Revisiting the data cleaning process, I figure the best thing to do is just remove all the URLs from the text before tokenization. So I add a regular expression substitution to map from text to text without URLs. Works great, except that I'm still seeing some URLs.
Your Data Is Never as Clean as You Think
I was looking for "https://t.co/\w+" in my regular expression. But, surprise, some of the URLs actually look like "https://t.c…". It seems that the original data extraction somehow truncated the tweets. I don't know exactly how or why. I fix the URL regular expression so that anything that starts with "https:" and has no spaces up to a "…" will also get removed from the input. I decide not to worry about the other truncations, I just want those URLs gone.
Results
As I expected, there weren't any surprises, and precious little that was even what you might expect. The interesting close synonyms are things like "repeal" and "border" (linked by both being legislative priorities?), and "state" and "alabama" (clearly semantically linked).
Looking past the closest match to the second or third, there are a few fun things from looking at interesting words.
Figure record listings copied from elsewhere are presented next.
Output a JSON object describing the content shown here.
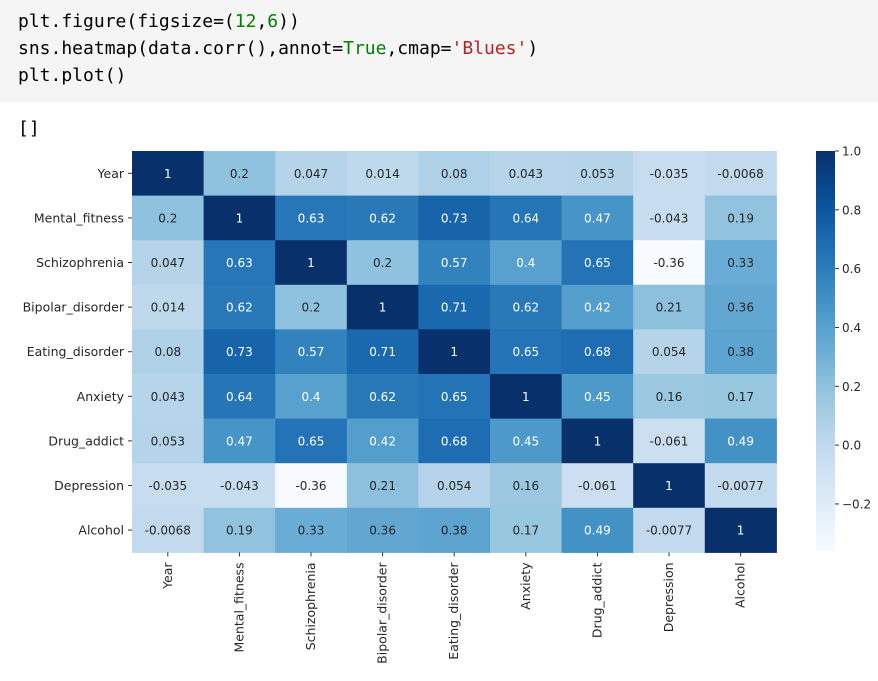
{
  "code": {
    "line1_a": "plt.figure(figsize=(",
    "line1_b": "12",
    "line1_c": ",",
    "line1_d": "6",
    "line1_e": "))",
    "line2_a": "sns.heatmap(data.corr(),annot=",
    "line2_b": "True",
    "line2_c": ",cmap=",
    "line2_d": "'Blues'",
    "line2_e": ")",
    "line3": "plt.plot()"
  },
  "output": "[]",
  "chart_data": {
    "type": "heatmap",
    "title": "",
    "xlabel": "",
    "ylabel": "",
    "row_labels": [
      "Year",
      "Mental_fitness",
      "Schizophrenia",
      "Bipolar_disorder",
      "Eating_disorder",
      "Anxiety",
      "Drug_addict",
      "Depression",
      "Alcohol"
    ],
    "col_labels": [
      "Year",
      "Mental_fitness",
      "Schizophrenia",
      "Bipolar_disorder",
      "Eating_disorder",
      "Anxiety",
      "Drug_addict",
      "Depression",
      "Alcohol"
    ],
    "values": [
      [
        1,
        0.2,
        0.047,
        0.014,
        0.08,
        0.043,
        0.053,
        -0.035,
        -0.0068
      ],
      [
        0.2,
        1,
        0.63,
        0.62,
        0.73,
        0.64,
        0.47,
        -0.043,
        0.19
      ],
      [
        0.047,
        0.63,
        1,
        0.2,
        0.57,
        0.4,
        0.65,
        -0.36,
        0.33
      ],
      [
        0.014,
        0.62,
        0.2,
        1,
        0.71,
        0.62,
        0.42,
        0.21,
        0.36
      ],
      [
        0.08,
        0.73,
        0.57,
        0.71,
        1,
        0.65,
        0.68,
        0.054,
        0.38
      ],
      [
        0.043,
        0.64,
        0.4,
        0.62,
        0.65,
        1,
        0.45,
        0.16,
        0.17
      ],
      [
        0.053,
        0.47,
        0.65,
        0.42,
        0.68,
        0.45,
        1,
        -0.061,
        0.49
      ],
      [
        -0.035,
        -0.043,
        -0.36,
        0.21,
        0.054,
        0.16,
        -0.061,
        1,
        -0.0077
      ],
      [
        -0.0068,
        0.19,
        0.33,
        0.36,
        0.38,
        0.17,
        0.49,
        -0.0077,
        1
      ]
    ],
    "annotations": [
      [
        "1",
        "0.2",
        "0.047",
        "0.014",
        "0.08",
        "0.043",
        "0.053",
        "-0.035",
        "-0.0068"
      ],
      [
        "0.2",
        "1",
        "0.63",
        "0.62",
        "0.73",
        "0.64",
        "0.47",
        "-0.043",
        "0.19"
      ],
      [
        "0.047",
        "0.63",
        "1",
        "0.2",
        "0.57",
        "0.4",
        "0.65",
        "-0.36",
        "0.33"
      ],
      [
        "0.014",
        "0.62",
        "0.2",
        "1",
        "0.71",
        "0.62",
        "0.42",
        "0.21",
        "0.36"
      ],
      [
        "0.08",
        "0.73",
        "0.57",
        "0.71",
        "1",
        "0.65",
        "0.68",
        "0.054",
        "0.38"
      ],
      [
        "0.043",
        "0.64",
        "0.4",
        "0.62",
        "0.65",
        "1",
        "0.45",
        "0.16",
        "0.17"
      ],
      [
        "0.053",
        "0.47",
        "0.65",
        "0.42",
        "0.68",
        "0.45",
        "1",
        "-0.061",
        "0.49"
      ],
      [
        "-0.035",
        "-0.043",
        "-0.36",
        "0.21",
        "0.054",
        "0.16",
        "-0.061",
        "1",
        "-0.0077"
      ],
      [
        "-0.0068",
        "0.19",
        "0.33",
        "0.36",
        "0.38",
        "0.17",
        "0.49",
        "-0.0077",
        "1"
      ]
    ],
    "colormap": "Blues",
    "vmin": -0.36,
    "vmax": 1.0,
    "colorbar_ticks": [
      1.0,
      0.8,
      0.6,
      0.4,
      0.2,
      0.0,
      -0.2
    ],
    "colorbar_tick_labels": [
      "1.0",
      "0.8",
      "0.6",
      "0.4",
      "0.2",
      "0.0",
      "−0.2"
    ]
  }
}
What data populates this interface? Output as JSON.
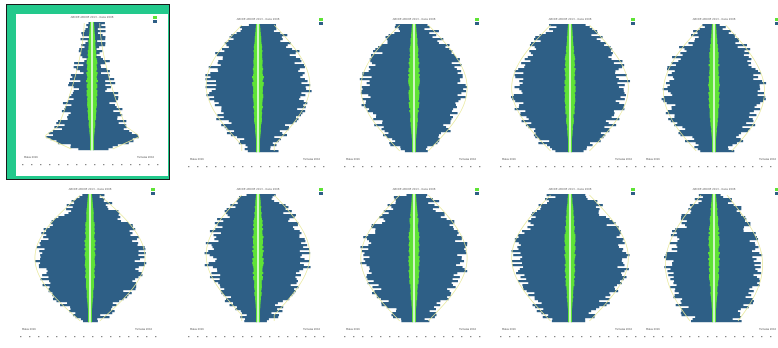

"obamacare" is close to "repeal" and "healthcare". The closest match to "russia" is "hillary", and "russians" is close to "phony". "democrat" is close to "republican". "foxnews" is close to "seanhannity". "nytimes" is close to "media" and the closest match to "times" is "dishonest". "cnn" is close to "russia". "fake" is close to "media". "hurricaneharvey" (presumably a hashtag) is close to "fema". "god" is close to "military".
Somehow the closest match for "obama" is "ivankatrump". The latter is clearly an @ reference; it looks like it's because of retweets of Ivanka talking about the Trump administration overlapping with direct remarks about the Obama administration. "Administration" seems to be the common context, from my eyeballing it.
Conclusions
It's always educational to get hands-on and end-to-end with software, even for a toy project. A lot of the value comes from working through all the little things that crop up, since nothing ever works exactly as anticipated. Applying tools that really require a large dataset to a tiny one is not going to result in amazing insights, of course. Even if it didn't yield particularly interesting results, I think it was worth doing.